Below is a list of cities with the longest and shortest intervals from Fajr to Maghreb prayer (dawn to dusk):
- Ushuaia, Argentina (12:23 hours)
- Santiago, Chile (12:41 hours)
- Rio de Janeiro, Brazil (12:51 hours)
- Lima, Peru (13:01 hours)
- Dar Es Salam, Tanzania (13:08 hours)
- Manila, Philipines (13:39 hours)
- Sanaa, Yemen (13:47 hours)
- Hyderabad, India (13:48 hours)
- Miami, USA (13:49 hours)
- Kerala, India (13:56 hours)
- Riyadh, Saudi Arabia (14:02 hours)
- Muscat, Oman (14:02 hours)
- Dubai, UAE (14:05 hours)
- Cairo, Egypt (14:22 hours),
- Jerusalem, Palestine (14:23 hours)
- Islamabad, Pakistan (14:29 hours)
- New Delhi, India (14:33 hours)
- New York, USA (14:34 hours)
- Los Angeles, USA (14:36 hours)
- Baghdad, Iraq (14:36 hours)
- Beirut, Lebanon (14:38 hours)
- Tehran, Iran (14:38 hours)
- Athens, Greece (14:42 hours)
- Toronto, Canada (14:47 hours)
- Rome, Italy (14:58 hours)
- Paris, France (15:18 hours)
- London, England (15:21 hours)
- Edinburgh, Scotland (15:43 hours)
- Copenhagen, Denmark (16:02 hours)
- Moscow, Russia (16:11 hours)
- Berlin, Germany (16:15 hours)
- Lulea, Sweden (16:52 hours)
- Anchorage, Alaska (16:57 hours)
- Oslo, Norway (17:18 hours)
- Helsinki, Finland (17:19 hours)
- Fairbanks, Alaska (17: 20 hours)
- Stockholm, Sweden (17:24 hours)
- Reykjavik, Iceland (17:39 hours)
- Svalbard, Iceland (17: 51 hours)
- Murmansk, Russia (17:55 hours)
In its report, the Dubai-based newspaper stated: “In countries where sunset and sunrise are too close (less than 3 hours apart) or are indistinguishable, fatwas (legal opinion in Islamic law given by a qualified jurist) have been issued to allow Muslims to follow the timings of the closest city that has distinguishable day and night timings.

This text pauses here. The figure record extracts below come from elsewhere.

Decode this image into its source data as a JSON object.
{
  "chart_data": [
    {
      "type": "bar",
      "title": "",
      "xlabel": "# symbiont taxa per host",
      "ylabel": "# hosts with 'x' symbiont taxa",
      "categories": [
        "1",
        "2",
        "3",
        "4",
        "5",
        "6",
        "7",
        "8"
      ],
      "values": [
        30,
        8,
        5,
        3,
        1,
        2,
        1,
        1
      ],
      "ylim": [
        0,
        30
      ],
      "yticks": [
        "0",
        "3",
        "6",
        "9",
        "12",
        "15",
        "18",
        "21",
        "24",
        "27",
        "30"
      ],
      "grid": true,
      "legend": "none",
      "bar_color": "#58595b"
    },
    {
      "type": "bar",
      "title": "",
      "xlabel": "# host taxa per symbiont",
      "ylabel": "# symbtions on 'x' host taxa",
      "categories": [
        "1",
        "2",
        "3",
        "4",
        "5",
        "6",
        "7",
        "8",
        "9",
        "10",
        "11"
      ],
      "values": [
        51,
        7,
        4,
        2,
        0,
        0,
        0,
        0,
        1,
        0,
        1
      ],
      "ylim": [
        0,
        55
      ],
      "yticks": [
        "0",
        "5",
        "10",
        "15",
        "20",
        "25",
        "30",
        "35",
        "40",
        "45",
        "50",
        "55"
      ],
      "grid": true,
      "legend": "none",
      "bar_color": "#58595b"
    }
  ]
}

“So, if Ramadan were taking place in June, people in Sweden for example would be observing a midnight sun phenomenon, which would make it nearly impossible for Muslims to fast there. So, they would look to a neighbouring country to follow their fasting times.”
For Muslims living close to the equator as in most of the Middle East, the report pointed out that the same amount of fasting is expected irrespective of the season as the dawn-to-dusk window usually always lasts about 14 hours.
It added: “Those in the southern and northern hemispheres will experience the most amount of change, as Ramadan moves by ten days each coming year. At the moment, cities in the southern hemisphere experience shorter fasting times, when Ramadan falls during spring and summer.
“While those living in the northern hemisphere will typically experience much longer days. For example, in Glasgow, Scotland, the fast is 17 hours a day during summer and only nine hours a day in winter.”